For the Sandwich Assembly
  • 2 pieces Small Baguettes Vietnamese baguettes are ideal.
  • 1/4 cup Cilantro Boosts freshness.

Equipment

  • tofu press
  • nonstick skillet
  • mixing bowl

Method
 

Preparation
  1. Slice the extra firm tofu into four long slabs, aiming for approximately ¾ inch thick.
  2. Press the tofu slabs for at least 15 minutes using a tofu press or a heavy pan.
  3. Whisk together soy sauce, sesame oil, grated ginger, sugar, and optional lemongrass. Add the pressed tofu and marinate for at least 1 hour.
  4. Combine rice vinegar, sugar, and water in a bowl. Stir until the sugar dissolves, then add shredded carrots and sliced cucumbers. Marinate for at least 1 hour.
  5. Heat a nonstick skillet over medium-high heat. Cook marinated tofu slabs for 4-5 minutes on each side until golden brown and crispy.
  6. Slice your small baguettes open and spread a layer of the Sriracha mayo mixture.
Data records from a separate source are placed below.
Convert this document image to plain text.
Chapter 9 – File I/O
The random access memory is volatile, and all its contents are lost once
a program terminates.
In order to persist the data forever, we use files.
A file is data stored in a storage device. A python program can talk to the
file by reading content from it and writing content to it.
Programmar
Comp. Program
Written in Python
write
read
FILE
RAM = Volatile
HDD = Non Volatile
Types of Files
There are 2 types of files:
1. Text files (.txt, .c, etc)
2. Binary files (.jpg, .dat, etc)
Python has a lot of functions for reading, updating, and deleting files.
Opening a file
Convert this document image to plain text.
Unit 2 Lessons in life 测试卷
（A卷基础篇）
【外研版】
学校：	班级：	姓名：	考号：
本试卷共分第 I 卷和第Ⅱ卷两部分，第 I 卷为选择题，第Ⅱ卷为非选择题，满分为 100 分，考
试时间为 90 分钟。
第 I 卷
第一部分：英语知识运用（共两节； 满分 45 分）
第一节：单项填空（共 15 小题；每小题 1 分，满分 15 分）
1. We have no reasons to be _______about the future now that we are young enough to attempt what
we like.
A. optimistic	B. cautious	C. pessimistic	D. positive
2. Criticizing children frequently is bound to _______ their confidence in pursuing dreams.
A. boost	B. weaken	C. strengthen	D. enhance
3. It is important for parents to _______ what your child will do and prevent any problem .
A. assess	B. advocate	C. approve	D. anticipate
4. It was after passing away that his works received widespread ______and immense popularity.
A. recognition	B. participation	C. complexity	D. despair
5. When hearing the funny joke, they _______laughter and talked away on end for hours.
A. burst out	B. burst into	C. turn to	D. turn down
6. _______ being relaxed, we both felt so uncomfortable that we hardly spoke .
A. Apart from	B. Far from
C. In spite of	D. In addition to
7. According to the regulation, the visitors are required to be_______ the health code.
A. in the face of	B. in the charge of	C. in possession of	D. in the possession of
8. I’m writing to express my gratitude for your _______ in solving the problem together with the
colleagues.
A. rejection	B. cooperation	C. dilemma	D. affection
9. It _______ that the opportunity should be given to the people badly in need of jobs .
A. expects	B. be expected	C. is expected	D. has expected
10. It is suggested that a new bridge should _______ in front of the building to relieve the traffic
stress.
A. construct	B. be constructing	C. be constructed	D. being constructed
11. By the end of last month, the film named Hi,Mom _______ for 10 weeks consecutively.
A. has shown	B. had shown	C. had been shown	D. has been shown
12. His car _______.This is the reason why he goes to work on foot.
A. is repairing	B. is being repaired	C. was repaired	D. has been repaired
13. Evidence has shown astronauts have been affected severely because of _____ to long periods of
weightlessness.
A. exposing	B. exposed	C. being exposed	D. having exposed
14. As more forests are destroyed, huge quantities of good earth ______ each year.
Fill with crispy tofu, pickled vegetables, and cilantro.

Nutrition

Serving: 1sandwichCalories: 400kcalCarbohydrates: 45gProtein: 20gFat: 20gSaturated Fat: 3gPolyunsaturated Fat: 5gMonounsaturated Fat: 8gSodium: 600mgPotassium: 600mgFiber: 5gSugar: 8gVitamin A: 2000IUVitamin C: 10mgCalcium: 150mgIron: 2mg

Notes

Enjoy your Tofu Banh Mi Sandwich fresh. Store leftovers in an airtight container for up to 3 days. Reheat in a toaster oven for best texture.